U.S. stocks declined in the third quarter as large-cap indexes experienced their first "correction," which is a drop of at least 10% from recent highs, in four years. A steep fall in Chinese stock prices stemming from the country's decelerating economy and uncertainty regarding its policy responses, including a small but unexpected currency devaluation in August, dragged global equity markets lower. Growth stocks held up better than value stocks among U.S. large-caps. Stocks in developed non-U.S. markets fared worse than large-cap U.S. shares, with large-cap equities underperforming small-caps and growth companies falling less than value shares. Emerging markets equities plunged, dropping more than 17%.
The Global Stock Fund returned −8.16% in the quarter compared with −9.34% for the MSCI All Country World Index and −9.29% for the Lipper Global Multi-Cap Growth Funds Average. For the 12 months ended September 30, 2015, the fund returned −0.62% versus −6.16% for the MSCI All Country World Index and −3.47% for the Lipper Global Multi-Cap Growth Funds Average. The fund's average annual total returns were −0.62%, 8.92%, and 5.48% for the 1-, 5-, and 10-year periods, respectively, as of September 30, 2015. The fund's expense ratio was 0.89% as of its fiscal year ended October 31, 2014.
For up-to-date standardized total returns, including the most recent month-end performance, please click on the Performance tab, above.
Current performance may be lower or higher than the quoted past performance, which cannot guarantee future results.
Share price, principal value, and return will vary and you may have a gain or loss when you sell your shares.
The Global Stock Fund charges a 2%
redemption fee on shares held 90 days or less.
The performance information shown does not reflect the deduction of the redemption fee;
if it did, the performance would be lower.
Bottom-up stock selection drives all of our sector allocations. The fund is significantly overweight in the consumer discretionary and information technology sectors, which are the main segments with companies that are leading change and innovation. We are also overweight in the health care sector, but the fund's health care holdings tend to be stocks that are less widely held than some others in this popular sector. Although the market punished U.S. financial firms after the Federal Reserve did not raise rates at its September policy meeting, we still believe that they will ultimately benefit from higher interest rates and are well positioned for strong performance.

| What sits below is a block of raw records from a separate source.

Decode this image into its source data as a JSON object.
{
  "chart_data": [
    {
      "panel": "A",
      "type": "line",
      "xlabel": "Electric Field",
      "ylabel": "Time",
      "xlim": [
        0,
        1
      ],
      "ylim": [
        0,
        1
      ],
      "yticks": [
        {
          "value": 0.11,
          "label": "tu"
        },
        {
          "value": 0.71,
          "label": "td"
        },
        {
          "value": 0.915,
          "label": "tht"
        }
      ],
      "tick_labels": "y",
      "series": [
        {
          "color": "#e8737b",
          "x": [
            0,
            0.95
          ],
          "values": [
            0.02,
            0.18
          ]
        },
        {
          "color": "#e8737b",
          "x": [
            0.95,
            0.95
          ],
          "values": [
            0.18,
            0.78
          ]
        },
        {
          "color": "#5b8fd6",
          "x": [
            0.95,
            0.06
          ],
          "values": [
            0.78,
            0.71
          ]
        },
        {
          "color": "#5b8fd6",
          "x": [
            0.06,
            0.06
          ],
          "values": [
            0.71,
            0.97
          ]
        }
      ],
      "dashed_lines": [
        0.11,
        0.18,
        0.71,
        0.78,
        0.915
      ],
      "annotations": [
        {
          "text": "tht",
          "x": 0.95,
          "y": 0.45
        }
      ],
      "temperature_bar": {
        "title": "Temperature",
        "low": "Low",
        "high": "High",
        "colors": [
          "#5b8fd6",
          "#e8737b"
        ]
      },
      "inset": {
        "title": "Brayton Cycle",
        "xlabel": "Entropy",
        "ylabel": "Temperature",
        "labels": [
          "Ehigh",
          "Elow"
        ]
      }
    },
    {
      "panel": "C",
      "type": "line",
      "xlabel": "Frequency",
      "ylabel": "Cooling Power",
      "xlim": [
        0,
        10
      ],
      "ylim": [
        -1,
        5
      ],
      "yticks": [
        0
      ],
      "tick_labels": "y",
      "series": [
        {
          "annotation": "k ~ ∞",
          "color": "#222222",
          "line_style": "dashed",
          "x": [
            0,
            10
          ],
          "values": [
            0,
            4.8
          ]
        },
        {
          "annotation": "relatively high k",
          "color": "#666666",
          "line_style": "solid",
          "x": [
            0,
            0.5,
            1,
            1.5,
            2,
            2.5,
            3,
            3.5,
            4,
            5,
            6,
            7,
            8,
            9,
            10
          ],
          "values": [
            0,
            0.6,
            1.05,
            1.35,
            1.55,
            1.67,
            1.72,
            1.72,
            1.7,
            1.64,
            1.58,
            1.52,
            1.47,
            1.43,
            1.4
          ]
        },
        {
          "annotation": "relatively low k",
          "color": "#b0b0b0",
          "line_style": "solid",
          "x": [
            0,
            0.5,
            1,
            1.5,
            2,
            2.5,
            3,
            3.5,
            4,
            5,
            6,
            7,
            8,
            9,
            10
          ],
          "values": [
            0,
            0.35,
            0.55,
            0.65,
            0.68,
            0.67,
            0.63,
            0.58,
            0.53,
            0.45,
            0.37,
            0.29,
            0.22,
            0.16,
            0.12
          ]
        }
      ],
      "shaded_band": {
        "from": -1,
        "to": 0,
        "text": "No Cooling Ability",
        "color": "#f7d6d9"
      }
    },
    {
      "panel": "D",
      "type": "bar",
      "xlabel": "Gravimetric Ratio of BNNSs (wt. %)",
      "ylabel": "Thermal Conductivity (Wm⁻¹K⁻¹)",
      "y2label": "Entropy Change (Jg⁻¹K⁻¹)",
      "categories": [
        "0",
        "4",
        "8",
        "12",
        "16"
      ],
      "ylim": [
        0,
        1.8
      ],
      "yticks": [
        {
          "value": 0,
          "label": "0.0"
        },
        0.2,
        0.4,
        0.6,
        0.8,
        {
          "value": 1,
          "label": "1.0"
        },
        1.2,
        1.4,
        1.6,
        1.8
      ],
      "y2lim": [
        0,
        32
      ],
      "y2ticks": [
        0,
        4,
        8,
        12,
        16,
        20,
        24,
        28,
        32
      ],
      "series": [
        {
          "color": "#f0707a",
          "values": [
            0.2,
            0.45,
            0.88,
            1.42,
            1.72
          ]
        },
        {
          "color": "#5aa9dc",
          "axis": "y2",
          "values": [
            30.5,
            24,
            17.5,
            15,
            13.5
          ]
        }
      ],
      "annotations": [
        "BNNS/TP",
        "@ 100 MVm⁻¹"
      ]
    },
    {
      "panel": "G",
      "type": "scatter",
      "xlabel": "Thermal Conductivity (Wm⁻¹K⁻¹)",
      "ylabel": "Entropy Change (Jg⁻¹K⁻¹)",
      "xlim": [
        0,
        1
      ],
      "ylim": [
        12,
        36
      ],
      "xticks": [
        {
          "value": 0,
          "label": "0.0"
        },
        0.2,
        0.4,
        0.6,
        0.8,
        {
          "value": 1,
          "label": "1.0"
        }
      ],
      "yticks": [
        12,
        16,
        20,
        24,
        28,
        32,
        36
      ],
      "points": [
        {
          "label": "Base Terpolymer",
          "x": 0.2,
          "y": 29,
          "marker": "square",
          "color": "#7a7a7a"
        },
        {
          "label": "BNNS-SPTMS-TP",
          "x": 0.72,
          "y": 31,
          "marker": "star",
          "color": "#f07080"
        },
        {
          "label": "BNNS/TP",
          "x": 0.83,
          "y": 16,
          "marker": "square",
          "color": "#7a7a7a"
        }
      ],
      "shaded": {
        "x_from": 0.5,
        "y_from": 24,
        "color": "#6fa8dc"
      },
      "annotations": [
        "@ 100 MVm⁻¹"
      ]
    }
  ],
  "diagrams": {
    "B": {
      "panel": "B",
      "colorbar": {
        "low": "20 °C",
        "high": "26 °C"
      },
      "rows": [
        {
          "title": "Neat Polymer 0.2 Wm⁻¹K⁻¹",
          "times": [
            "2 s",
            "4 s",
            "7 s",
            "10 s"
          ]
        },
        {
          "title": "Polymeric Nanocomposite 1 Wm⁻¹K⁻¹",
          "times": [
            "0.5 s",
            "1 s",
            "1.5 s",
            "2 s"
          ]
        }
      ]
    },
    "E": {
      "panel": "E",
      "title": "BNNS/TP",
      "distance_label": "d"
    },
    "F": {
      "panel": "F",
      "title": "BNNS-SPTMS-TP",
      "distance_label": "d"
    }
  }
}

We expect the Fed to hike interest rates before the end of 2015, but we also think that market uncertainty and volatility will remain elevated well into the fourth quarter. We plan to take advantage of the volatility to upgrade the fund's holdings through buying mispriced stocks. Valuations of European companies are increasingly attractive and we think that European economies are becoming healthier, so we anticipate adding to our allocation to the region. Overall, we continue to build the portfolio from the bottom up, seeking stocks whose return on capital is poised to increase due to improving industry structure, secular demand growth, or company-specific drivers, while maintaining a disciplined view toward risk.